Monday, Oct. 30, 1995
WHEN ART REDEEMS LIFE
By RICHARD CORLISS
STARDOM CAN OFFER AIRTIGHT INsulation from reality. From the fact that he is famous, a celebrity too often creates the fiction that he is revered. O.J. Simpson, for instance, translated an acquittal verdict by 12 jurors into the claim that most Americans really believe he's innocent. And Woody Allen, who three years ago was show biz's most notorious middle-age male, keeps making movies whose plots reflect, excuse and promote his lustlorn escapades. Both guys are fallen idols who have trouble understanding what all the fuss was about. They want America to take an amnesia pill so they can get back to their work: being loved in public.
We don't for a moment equate capital crimes with romantic misdemeanors. Still, there's something icky in Allen's compulsion to write scripts about fiftysomething guys ready to dump their wives for nubile waifs the approximate age of Soon-Yi Farrow Previn. This is the plot of Allen's 1992 Husbands and Wives, of his brutally funny playlet in the off-Broadway Death Defying Acts, and of his exasperating, finally engaging new film, Mighty Aphrodite.
Here he's Lenny Weinrib, a sportswriter with a pretty, peckish wife (Helena Bonham Carter) and, to his joy, a five-year-old adopted son Max. Curious about the boy's lineage, Lenny finds Max's natural mom, Linda (Mira Sorvino), a prostitute who also does porn work. How can this lost soul, with her Vargas body and "state-of-the-art fellatrics," be the wellspring of a brilliant child? Lenny must save this creature, for Max and from herself. His anguished pursuit of Linda, in which he tries mating her with a dim boxer (Michael Rapaport), is tracked by a Greek chorus that's all singing, all dancing and so Yiddish you could plotz. "I see catastrophe," one chorus member darkly intones. "Worse--I see lawyers."
More perilous still, we see Allen re-writing his tabloid sins at an age (he'll be 60 this year) when he looks like a pensive Rumpelstiltskin; boyish roguery ill suits him. In TV revivals of Broadway farces, he plays crabby geezers: the tourist with tsuris in Don't Drink the Water, a decrepit comic in a new version of The Sunshine Boys. Yet in his films Allen is the Woody of old--or, rather, of young. To Lenny, the raw, vibrant Linda makes Amanda seem stale and shrewish. Bonham Carter (who's a radiant 29 and certainly doesn't look shrewish) must play that standard Woody marplot, the older woman.
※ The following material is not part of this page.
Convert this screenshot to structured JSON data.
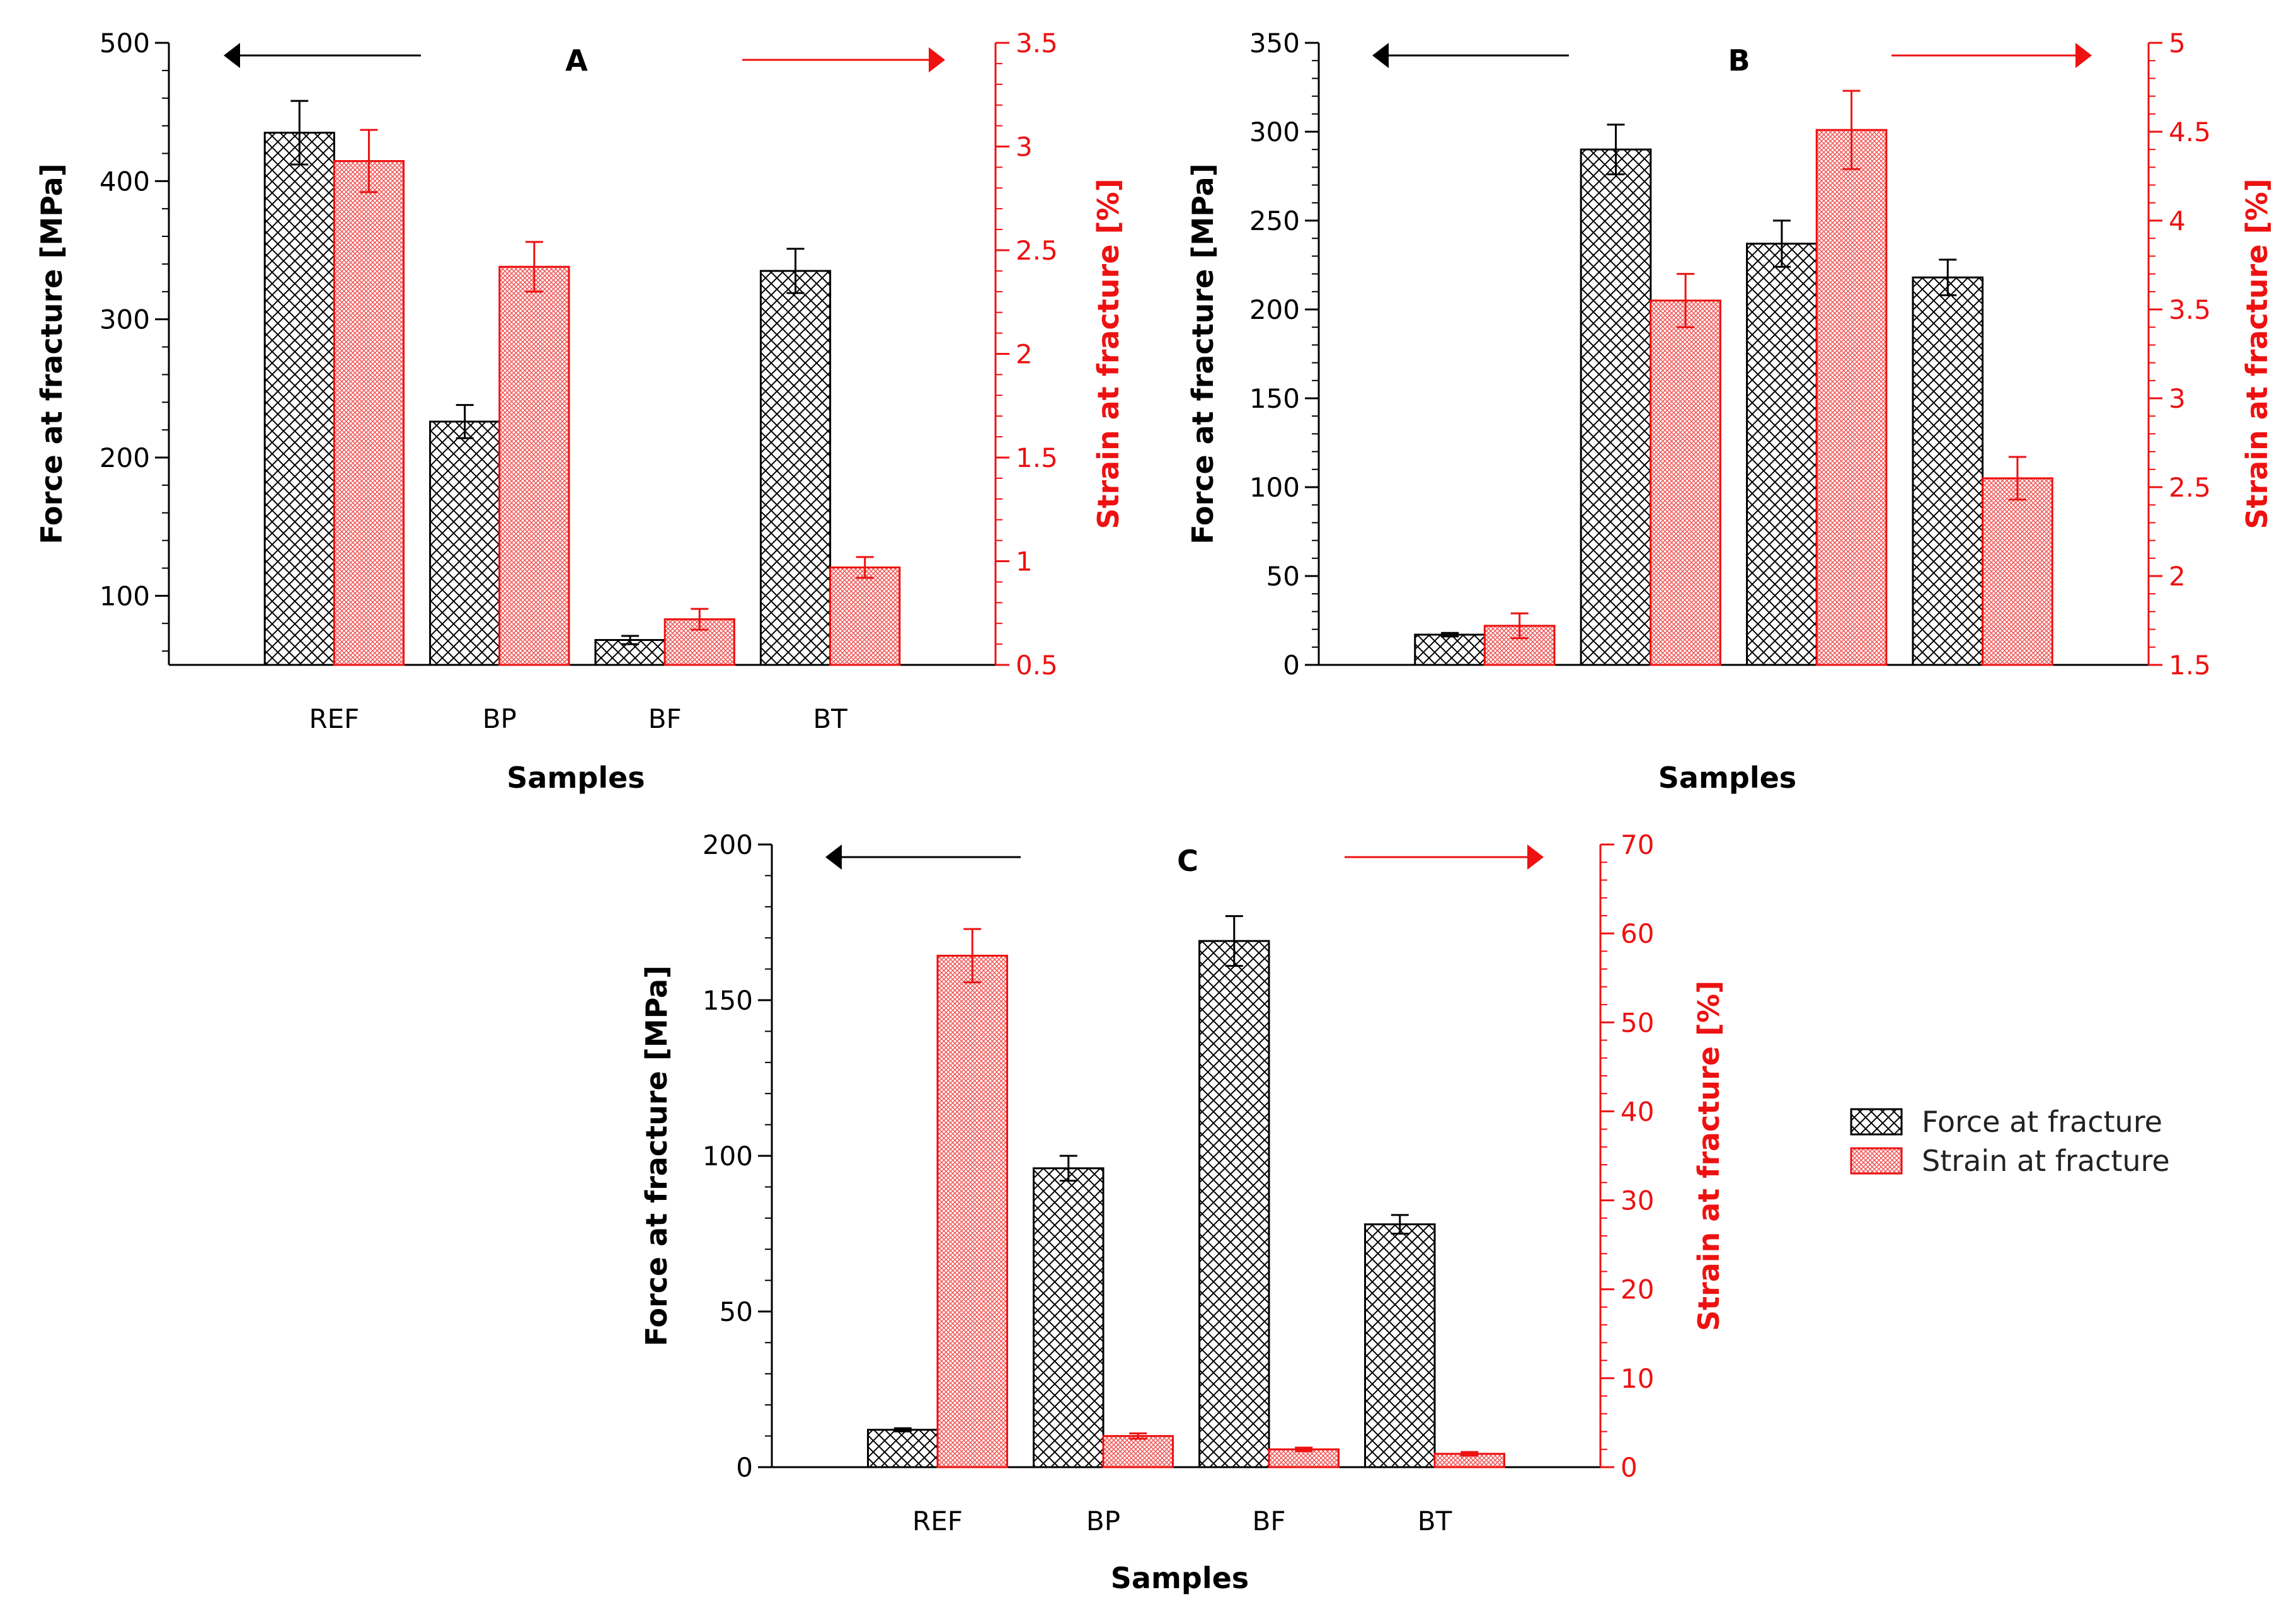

Sure, Linda's got the screwball charm of the early Judy Holliday, but does every Allen superbabe have to be born yesterday?
And can't Amanda be more than a grab bag of weaknesses? Poor trite thing: she's bored by Lenny's name games and love play. She insists on adopting a child, then all but ignores him. ("I'm the boss," Lenny insists to Max. "Mommy's only the decision maker.") And she cheats on Lenny before he can on her. Her dalliance is a betrayal; his is a quest. Once again Allen's take on marriage is biased and bleak; he sees it as a prison for two, where the condemned may finally rise to a level of reciprocal pity. They achieve awareness by admitting defeat.
Fortunately, Allen eventually dumps the wife stuff to concentrate on one of his classic characters: Linda, whom Sorvino wonderfully incarnates with a weenie voice and a brassy poignancy. The distracting visual trope of Allen's last few movies--that virtually every scene, no matter how long, must be filmed in one shot with a very fidgety camera--pays off in the first meeting of Lenny and Linda; the comic tension is deliciously built and sustained. And when the chorus breaks into some dreamy Cole Porter harmonies as background to an unlikely amour, the goofiness is almost magical.
The suspicion lingers that Woody Allen deserves a good spanking, and not from a prostitute with a heart of gold. But, listen: humor and sentiment can triumph over stern morality any day. Once the picture gets going, it reminds us that Allen is also an artist with an acute feel for movie romance. So scruples be damned. This time, Mighty makes all righty.